I have a theory about lead. I think the whole anti-lead movement is hogwash. When a dead animal is found to contain traces of lead there is a rush to the conclusion that the animal died of lead poisoning.

Lead poisoning is a real thing, and it is a very ugly thing to watch happen to a human. But, it occurs only after a lifetime of repeated daily exposure to lead fumes or lead oxide. It will not occur from ingesting metallic lead in the form of bullets or shot.

Also, the idea that carrion eating animals ingest lead from hunter's bullets in gut piles smacks of a complete lack of knowledge of how things work. I have hunted for a lot of years and killed a lot of deer and other animals. So, I will speak only form my experience, which I think is a fair sampling. I will make a conservative estimate, from my observations, that 90% of the deer I have killed have no bullets or fragments remaining in their bodies. I try very hard to keep my bullets that I shoot at deer OUT of their guts. 90% are total clean passthroughs. Another 9% are passthroughs with some degree of fragmentation so there is a slight possibility that a tiny amount of lead did not exit the animal. I have recovered about 1% of the bullets (pieces) that I have shot at deer.

So, bullets in gut piles? Hogwash. Bullets in dead animals that were not found? Hogwash.

We may hunt waterfowl with only non-lead shot. Whether it be in the arctic, the great plains, or coastal marshes. Waterfowl. To my knowledge the only restrictions on lead shot in an area are the coastal marshes. Doves, quail, pheasants, anything else may be hunted with lead shot except of course while you are hunting waterfowl. So, lead shot is being used in the same areas that waterfowl frequent but are simply not being actively hunted with it.

Anyone who has actually set foot in a coastal marsh soon finds out that the water is about 1' deep and the mud is about ... well it goes to the center of the earth as far as I know.
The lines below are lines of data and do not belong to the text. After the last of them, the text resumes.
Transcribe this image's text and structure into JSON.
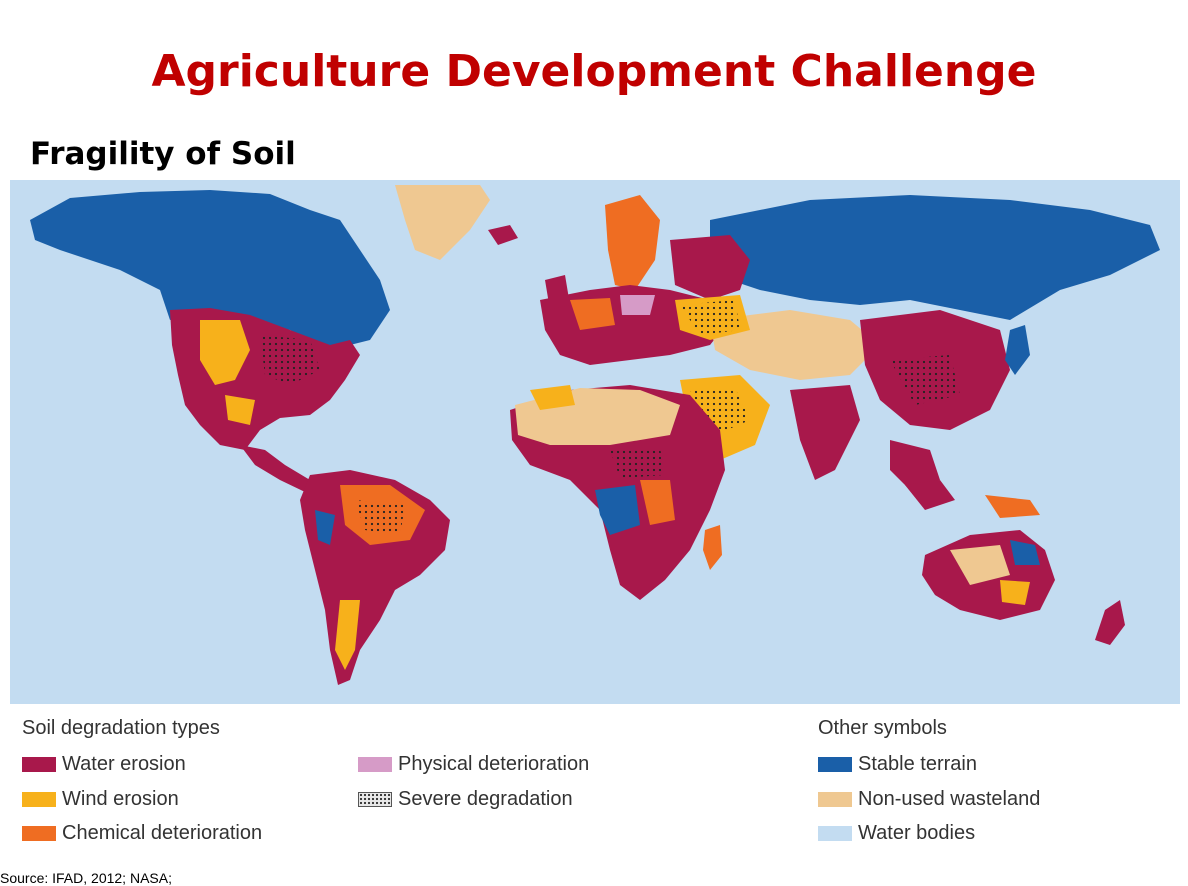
{
  "title": "Agriculture Development Challenge",
  "subtitle": "Fragility of Soil",
  "legend": {
    "soil_heading": "Soil degradation types",
    "soil_items": [
      {
        "label": "Water erosion",
        "color": "#a8184b",
        "icon": "solid"
      },
      {
        "label": "Wind erosion",
        "color": "#f7b11b",
        "icon": "solid"
      },
      {
        "label": "Chemical deterioration",
        "color": "#ef6d22",
        "icon": "solid"
      },
      {
        "label": "Physical deterioration",
        "color": "#d69bc7",
        "icon": "solid"
      },
      {
        "label": "Severe degradation",
        "color": "#333333",
        "icon": "dot-pattern"
      }
    ],
    "other_heading": "Other symbols",
    "other_items": [
      {
        "label": "Stable terrain",
        "color": "#1a5fa8",
        "icon": "solid"
      },
      {
        "label": "Non-used wasteland",
        "color": "#efc891",
        "icon": "solid"
      },
      {
        "label": "Water bodies",
        "color": "#c3dcf1",
        "icon": "solid"
      }
    ]
  },
  "source": "Source: IFAD, 2012; NASA;",
  "map_colors": {
    "ocean": "#c3dcf1",
    "stable": "#1a5fa8",
    "water_erosion": "#a8184b",
    "wind_erosion": "#f7b11b",
    "chemical": "#ef6d22",
    "physical": "#d69bc7",
    "wasteland": "#efc891"
  }
}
Lead is heavy. Your pocket knife is heavy. Drop your pocket knife in the coastal marsh and neither you or a mud eating shoveler is going to get it back. The same thing happens with lead shot. It hits the mud and keeps on going. Ducks just simply don't have the ability to dive into 3' of mud to gag down lead shot.

As a duck hunter who has lived and hunted in both the lead shot world and the non-lead shot world I can say that the number of ducks that have flown away, swam away or simply gotten away crippled from the use of steel shot is far greater than the number I have killed with lead shot total.

So, any reason to not use lead shot, is pure Hogwash.

Biting into a lead shot hurts and is not recommended. Biting into a steel shot will break a tooth and cost $250 - $2000 depending on which tooth and what has to be done. That's Hogwash too! Because it doesn't have to be that way.

I've seen sporting clays courses set up over water. They use lead shot. When there is no shooting there are ducks and other water birds out there all the time. Those ducks aren't ingesting lead? No, they're not, ...

Because it's all Hogwash.

That's my theory.

Leaded gasoline is another story. Elemental lead vaporized in the heat of an internal combustion engine and deposited on the roadway, washes into the bar ditch and does indeed contaminate the soil and plants and anything that ingests those plants. But the entire bar ditch could be covered with lead shot and it would not do the same thing.